Re: Reinventing Web applications

Hi Martynas,

>> ”server side": does it mean
>> internal things that are not visible from the outside,
>> or (an) external interfaces() offered by a server?
> 
> About how a Linked Data server should translate requests and responses
> to and from a SPARQL server.
> The exact mapping is application-defined in RDF form, so it can be
> easily published alongside the main data.

So but… it's internal stuff then, i.e., not observable for the client.
Why would this need to be published?

> First we want to specify the standard way triplestore-based Linked
> Data servers work, as this goal is much more realistic in our view.

“triplestore-based" gives me the same feeling again;
this seems like something that is private to the server,
so I don't fully understand why this needs to be specified
rather than to be turned into a software framework.
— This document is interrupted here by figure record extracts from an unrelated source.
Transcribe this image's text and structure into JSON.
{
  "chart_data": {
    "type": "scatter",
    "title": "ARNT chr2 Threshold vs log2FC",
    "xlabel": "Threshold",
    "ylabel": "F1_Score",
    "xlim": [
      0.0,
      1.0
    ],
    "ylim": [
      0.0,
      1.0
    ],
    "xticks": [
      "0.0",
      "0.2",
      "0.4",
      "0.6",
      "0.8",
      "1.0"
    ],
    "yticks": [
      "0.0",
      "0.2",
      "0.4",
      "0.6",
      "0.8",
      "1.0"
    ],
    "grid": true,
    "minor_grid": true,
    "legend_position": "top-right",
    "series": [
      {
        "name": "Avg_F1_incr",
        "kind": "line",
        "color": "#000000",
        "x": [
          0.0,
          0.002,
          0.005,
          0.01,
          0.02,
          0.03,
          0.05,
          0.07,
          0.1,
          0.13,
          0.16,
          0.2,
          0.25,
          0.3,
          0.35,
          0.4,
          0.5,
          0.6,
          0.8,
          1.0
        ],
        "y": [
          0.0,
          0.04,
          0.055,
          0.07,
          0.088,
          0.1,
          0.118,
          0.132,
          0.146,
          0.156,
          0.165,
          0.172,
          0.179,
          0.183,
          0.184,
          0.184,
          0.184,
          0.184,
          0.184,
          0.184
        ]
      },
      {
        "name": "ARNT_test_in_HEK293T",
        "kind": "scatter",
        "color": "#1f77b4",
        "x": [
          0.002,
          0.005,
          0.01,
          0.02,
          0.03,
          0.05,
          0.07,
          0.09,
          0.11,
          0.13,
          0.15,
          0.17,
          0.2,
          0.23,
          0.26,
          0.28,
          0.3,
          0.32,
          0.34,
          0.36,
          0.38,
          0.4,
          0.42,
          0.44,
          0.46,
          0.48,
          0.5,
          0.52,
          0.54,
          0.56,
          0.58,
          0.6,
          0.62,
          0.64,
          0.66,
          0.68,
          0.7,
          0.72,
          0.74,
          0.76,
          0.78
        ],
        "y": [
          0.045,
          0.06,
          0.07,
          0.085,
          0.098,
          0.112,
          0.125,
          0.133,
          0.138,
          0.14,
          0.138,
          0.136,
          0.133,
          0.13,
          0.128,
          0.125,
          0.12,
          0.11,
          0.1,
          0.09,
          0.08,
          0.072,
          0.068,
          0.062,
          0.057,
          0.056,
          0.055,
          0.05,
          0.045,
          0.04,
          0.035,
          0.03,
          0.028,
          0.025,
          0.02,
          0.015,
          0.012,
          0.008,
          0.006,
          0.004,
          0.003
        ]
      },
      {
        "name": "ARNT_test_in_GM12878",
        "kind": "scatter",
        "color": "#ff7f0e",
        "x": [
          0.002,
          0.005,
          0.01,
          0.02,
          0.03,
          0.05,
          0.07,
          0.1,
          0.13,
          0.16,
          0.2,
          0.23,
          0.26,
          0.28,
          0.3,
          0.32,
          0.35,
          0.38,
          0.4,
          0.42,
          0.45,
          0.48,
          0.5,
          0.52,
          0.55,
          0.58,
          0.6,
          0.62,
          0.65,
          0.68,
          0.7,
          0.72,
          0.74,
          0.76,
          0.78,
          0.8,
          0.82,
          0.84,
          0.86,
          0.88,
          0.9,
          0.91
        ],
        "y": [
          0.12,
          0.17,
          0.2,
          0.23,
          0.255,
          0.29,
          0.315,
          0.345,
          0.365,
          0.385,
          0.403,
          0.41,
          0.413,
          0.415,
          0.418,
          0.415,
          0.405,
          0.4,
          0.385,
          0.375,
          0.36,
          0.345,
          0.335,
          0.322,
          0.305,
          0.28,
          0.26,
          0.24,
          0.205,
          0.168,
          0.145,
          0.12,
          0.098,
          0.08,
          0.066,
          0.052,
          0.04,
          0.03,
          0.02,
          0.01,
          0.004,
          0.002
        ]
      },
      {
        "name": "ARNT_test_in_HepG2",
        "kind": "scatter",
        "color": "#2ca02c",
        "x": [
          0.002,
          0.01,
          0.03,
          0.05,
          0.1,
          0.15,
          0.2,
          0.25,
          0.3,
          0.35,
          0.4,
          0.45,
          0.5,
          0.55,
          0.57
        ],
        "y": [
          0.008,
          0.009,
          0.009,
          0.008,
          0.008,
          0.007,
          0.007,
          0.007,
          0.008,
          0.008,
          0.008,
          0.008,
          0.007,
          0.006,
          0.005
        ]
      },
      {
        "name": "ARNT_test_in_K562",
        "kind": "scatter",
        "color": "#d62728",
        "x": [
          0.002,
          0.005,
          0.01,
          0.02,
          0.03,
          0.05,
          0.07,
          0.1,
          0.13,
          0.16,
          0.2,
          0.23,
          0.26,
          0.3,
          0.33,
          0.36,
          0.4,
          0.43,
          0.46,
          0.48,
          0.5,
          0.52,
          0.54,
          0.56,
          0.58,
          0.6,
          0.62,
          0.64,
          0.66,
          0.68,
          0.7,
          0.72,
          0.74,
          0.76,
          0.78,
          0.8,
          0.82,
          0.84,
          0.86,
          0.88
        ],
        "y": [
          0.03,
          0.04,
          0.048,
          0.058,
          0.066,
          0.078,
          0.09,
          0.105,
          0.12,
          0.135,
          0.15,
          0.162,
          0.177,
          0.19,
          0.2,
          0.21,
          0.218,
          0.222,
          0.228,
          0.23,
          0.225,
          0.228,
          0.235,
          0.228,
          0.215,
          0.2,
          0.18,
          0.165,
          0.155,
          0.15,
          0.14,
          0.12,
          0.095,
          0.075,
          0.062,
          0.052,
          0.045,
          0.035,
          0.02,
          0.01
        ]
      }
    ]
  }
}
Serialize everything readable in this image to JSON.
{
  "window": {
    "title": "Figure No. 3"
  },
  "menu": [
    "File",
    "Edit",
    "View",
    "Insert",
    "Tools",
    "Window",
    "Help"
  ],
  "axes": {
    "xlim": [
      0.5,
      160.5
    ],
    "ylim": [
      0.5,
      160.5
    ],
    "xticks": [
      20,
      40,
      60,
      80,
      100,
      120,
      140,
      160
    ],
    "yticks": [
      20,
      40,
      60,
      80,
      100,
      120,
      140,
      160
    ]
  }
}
> Regardless of the syntax, my
> agent still would not *automatically* know how to interact with the
> service based on these constraints.

Does declarative-apps do things for clients as well, or only servers?

>> In what sense are RDBMS Web architecture components?
>> It what sense are they obsolete?
> 
> In the sense that relational DBs are still used by majority of Web
> applications and frameworks despite being defined decades before the Web.

That doesn't make them Web architecture components.
That's all internal stuff for the server that is not exposed.
It's not observable to a client; the Web happens between clients and servers.

> Object-relational mapping is also a popular component despite the
> obvious impedance mismatch [1].

Sure, but it's not the only way to deal with relational databases,
and again, not observable.

> RDF is a much more natural data model for the Web, given its built-in
> URIs, effortless merge operation, genericness etc.

Does that fact that a server *internally* works with RDF
make an observable difference for clients?

> Hmm.. yes and no :) It is about server-side components that have
> similar behavior such as support for pagination, accepting RDF input,
> ACL etc.

Aha, so… you're defining how clients can send RDF for input
and interpret it for ACL?
Are we talking about specific document types for input and ACL?

> Try to look at it as an analogy to XSLT processing.
> […]
> In this case, running the same declarative description, your
> Linked Data server would respond in the same way, regardless of the processor.

Ah okay. So you have some configuration file(s) for a server,
this is what you standardize, and then implementations bring this server to life?